1. Rod Pocket Curtains
This style of window covering has many names. You may also know them as pole top curtains, casement curtains or panel curtains. The key is that they all have a pocket at the top which is then threaded onto a pole or curtain rod for hanging. Although they are quite simple in style it can be difficult to pull casement curtains across especially if you have tall windows and for this reason you may prefer to use this style for curtains which are more decorative than functional. You can enhance the look by drawing the rod pocket curtains to one side with matching or contrasting tiebacks or hold backs.
2. Pencil Pleat Curtains
These curtains have uniform pleats (about the size and shape of a pencil!) across the top. The pleats are made by using a heading tape attached near the top of the curtain which is then gathered in by means are inbuilt threads. The gathering means that you need about two and a quarter to two and a half times the width of the window in fabric to create the fullness. Pencil pleat curtains are hung onto a curtain track, rail or pole using curtain hooks. These curtains are often used with a valance or other heading as the top of the curtain is not particularly decorative in itself.

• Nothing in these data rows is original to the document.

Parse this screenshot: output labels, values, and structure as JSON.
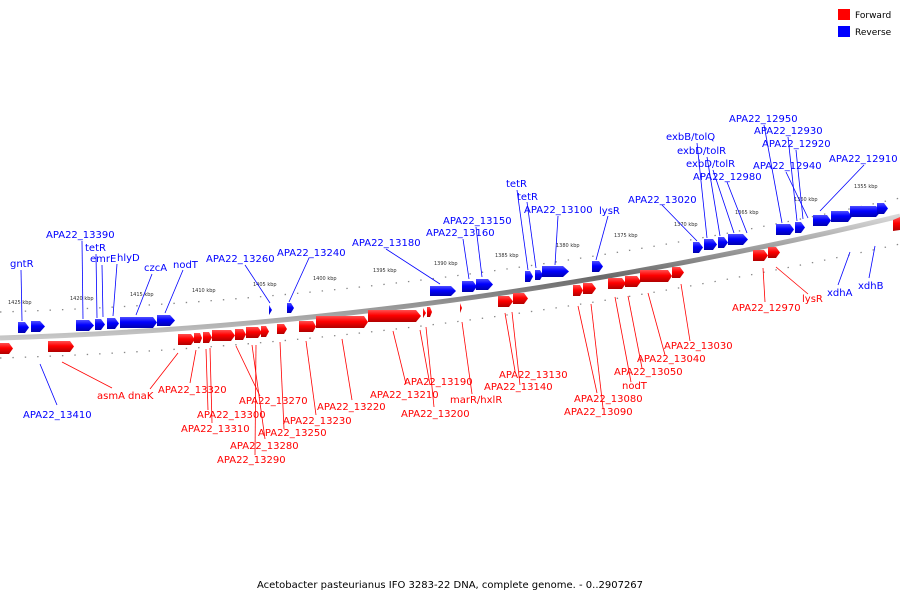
{
  "caption": "Acetobacter pasteurianus IFO 3283-22 DNA, complete genome. - 0..2907267",
  "legend": [
    {
      "label": "Forward",
      "color": "#ff0000"
    },
    {
      "label": "Reverse",
      "color": "#0000ff"
    }
  ],
  "scale_ticks": [
    "1425 kbp",
    "1420 kbp",
    "1415 kbp",
    "1410 kbp",
    "1405 kbp",
    "1400 kbp",
    "1395 kbp",
    "1390 kbp",
    "1385 kbp",
    "1380 kbp",
    "1375 kbp",
    "1370 kbp",
    "1365 kbp",
    "1360 kbp",
    "1355 kbp"
  ],
  "reverse_labels": [
    "gntR",
    "APA22_13390",
    "tetR",
    "emrE",
    "hlyD",
    "czcA",
    "nodT",
    "APA22_13260",
    "APA22_13240",
    "APA22_13180",
    "APA22_13160",
    "APA22_13150",
    "tetR",
    "tetR",
    "APA22_13100",
    "lysR",
    "APA22_13020",
    "exbB/tolQ",
    "exbD/tolR",
    "exbD/tolR",
    "APA22_12980",
    "APA22_12950",
    "APA22_12930",
    "APA22_12920",
    "APA22_12940",
    "APA22_12910",
    "xdhA",
    "xdhB",
    "APA22_13410"
  ],
  "forward_labels": [
    "asmA",
    "dnaK",
    "APA22_13320",
    "APA22_13300",
    "APA22_13310",
    "APA22_13270",
    "APA22_13280",
    "APA22_13290",
    "APA22_13250",
    "APA22_13230",
    "APA22_13220",
    "APA22_13190",
    "APA22_13210",
    "APA22_13200",
    "marR/hxlR",
    "APA22_13130",
    "APA22_13140",
    "APA22_13080",
    "APA22_13090",
    "nodT",
    "APA22_13050",
    "APA22_13040",
    "APA22_13030",
    "APA22_12970",
    "lysR"
  ]
}
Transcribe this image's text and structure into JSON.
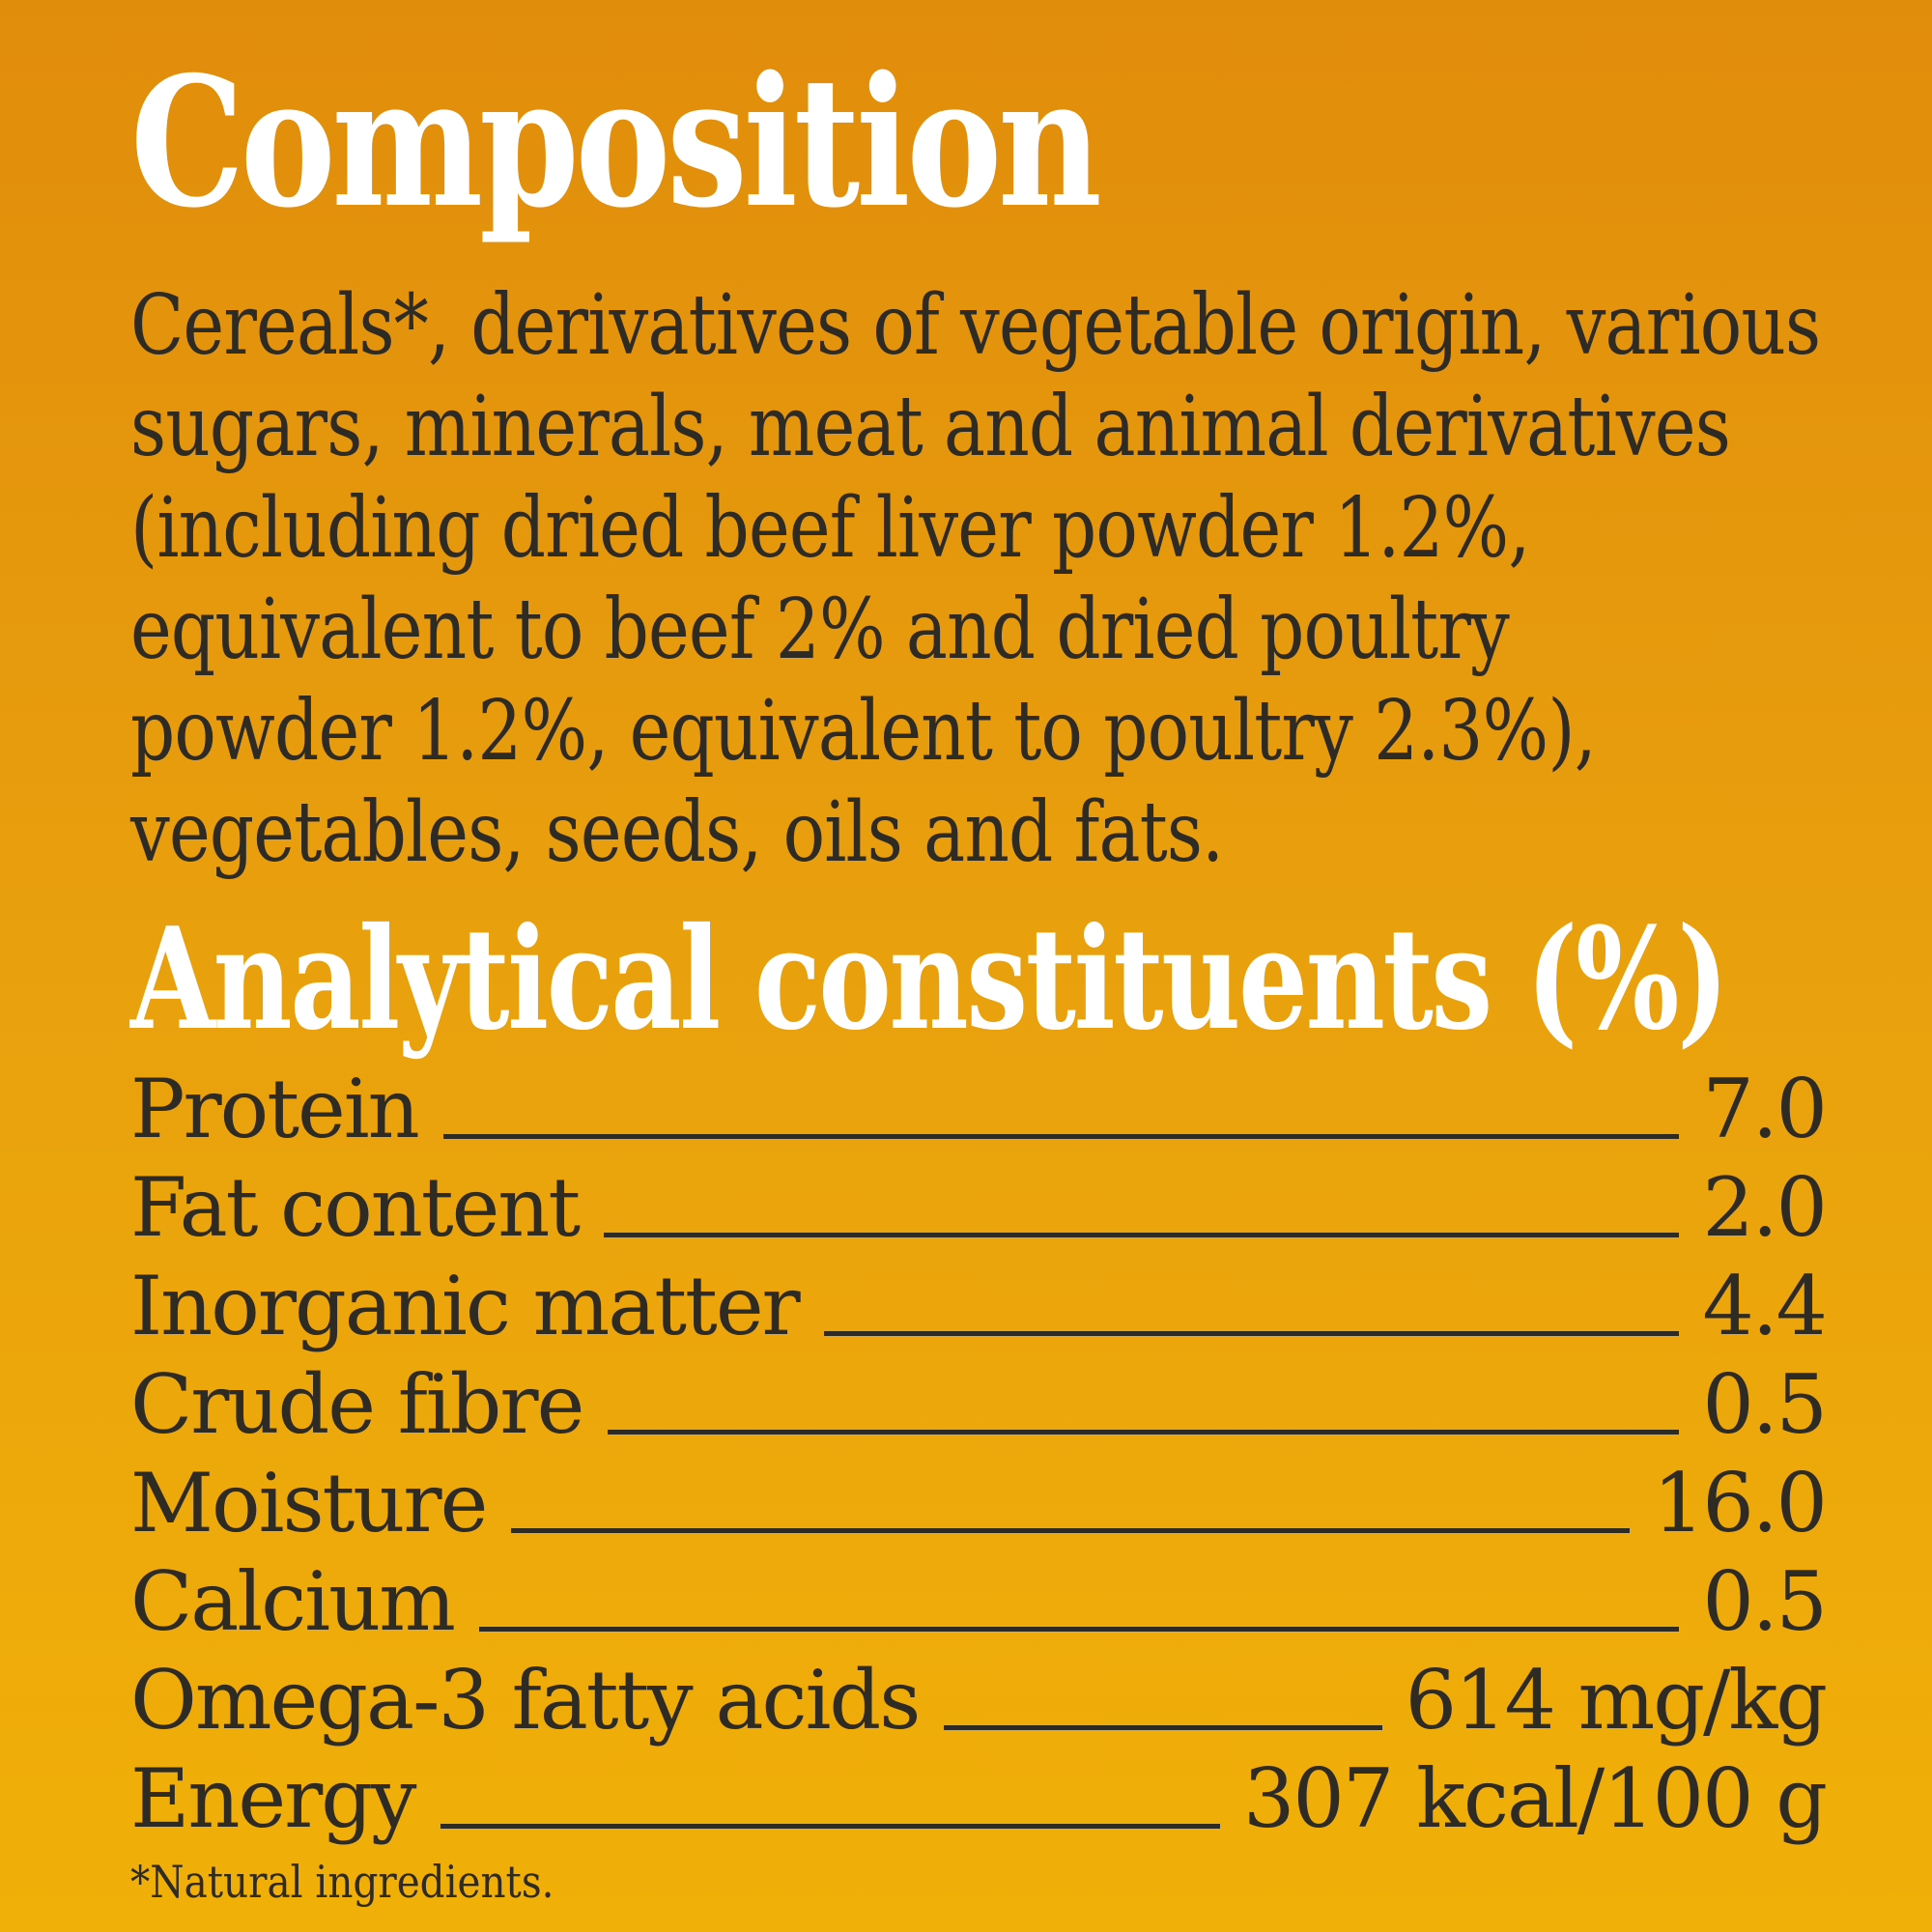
{
  "colors": {
    "background_top": "#E18D0C",
    "background_bottom": "#F1B008",
    "heading_text": "#FFFFFF",
    "body_text": "#2E2B25"
  },
  "composition": {
    "title": "Composition",
    "body_lines": [
      "Cereals*, derivatives of vegetable origin, various",
      "sugars, minerals, meat and animal derivatives",
      "(including dried beef liver powder 1.2%,",
      "equivalent to beef 2% and dried poultry",
      "powder 1.2%, equivalent to poultry 2.3%),",
      "vegetables, seeds, oils and fats."
    ]
  },
  "analytical": {
    "title": "Analytical constituents (%)",
    "rows": [
      {
        "label": "Protein",
        "value": "7.0"
      },
      {
        "label": "Fat content",
        "value": "2.0"
      },
      {
        "label": "Inorganic matter",
        "value": "4.4"
      },
      {
        "label": "Crude fibre",
        "value": "0.5"
      },
      {
        "label": "Moisture",
        "value": "16.0"
      },
      {
        "label": "Calcium",
        "value": "0.5"
      },
      {
        "label": "Omega-3 fatty acids",
        "value": "614 mg/kg"
      },
      {
        "label": "Energy",
        "value": "307 kcal/100 g"
      }
    ]
  },
  "footnote": "*Natural ingredients."
}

3. French Pleat Curtains / Pinch Pleat Curtains / Triple Pleat Curtains
These window treatments are again named after the style of heading tape which gathers the curtain by means of cords into a decorative triple pleated effect – more opulent than pencil pleat curtains yet requiring no more fabric. Each pleat is pinched together where the heading tape is positioned and the fabric fans out towards the top of the curtain. Sometimes the pleats are stitched in place where they pinch together with just a couple of stitches in each place to keep the crisp effect. French pleat curtains are attached to the curtain rail by means of curtain hooks. French pleat or pinch pleat drapes can be used for valances as well as curtains. A similar decorative style are goblet pleat curtains where the heading forms the shape of a goblet above the pleat.
4. Tab Top Curtains
These curtains use fabric loops at the top of the curtain which are threaded over a curtain rod or pole. The tabs may contrast with the curtain or be decorated with buttons. Similar to casement curtains tab top curtains can be difficult to move along the pole but as there is less fabric in contact with the pole it is only likely to be a problem with taller larger windows. Curtains tend to be cheaper than those formed using heading tape as they use less fabric. They suit minimalist interiors as there is less fullness in the fabric.
5. Tie Top Curtains
Tie top curtains are similar to tab top curtains and have the same drawbacks. In this case the “tabs” are formed by ties as the top of the curtain which are knotted to form the tab loops. Again the are threaded onto the curtain rods or poles. Tie top curtains are often used with sheer curtains where they form a pretty decorative top.
6. Grommet Top Curtains
Grommet top curtains are also slotted onto curtain rods or poles and sometimes tension wire. In this case the curtains have holes at the top reinforced with round metal grommets or eyelets. They are suitable for contemporary modern interiors.
7. Cafe Curtains
Cafe Curtains originated in cafes in the 19th century in Vienna where they were used so that customers to could watch the world go by while still maintaining some privacy. They are hung on poles which are fixed across the window so that the cafe curtains cover only the lower half. They remain in place the whole time rather than being drawn back during the day. These curtains are best used in informal areas such as a kitchen and therefore suit an informal style of header – tab top, tie top, casement or grommets rather than the formality of pinch or French pleats. They may be teamed with a decorative valance across the top of the window.
8. Tie Back Curtains
Tie back curtains are formed from a single full panel that is gathered up and tied or held back to one side of a window with a decorative tie back or hold back of some kind. They are generally decorative rather than functional in nature although if enough fabric is used to cover the whole window with the usual fullness used by the heading, they can be released from their ties in the evening and cover the window as usual. They are most suitable for windows that are narrow rather than wide in nature.
9. Hourglass Curtains
Highly decorative in nature, though blocking a lot of light from the window, they may be released from their ties in the evening if a functional curtain is required. If sheer fabrics are used they provide privacy without blocking so much light. Hourglass curtains are best fitted inside the window using tension rods and they may be topped with a decorative valence.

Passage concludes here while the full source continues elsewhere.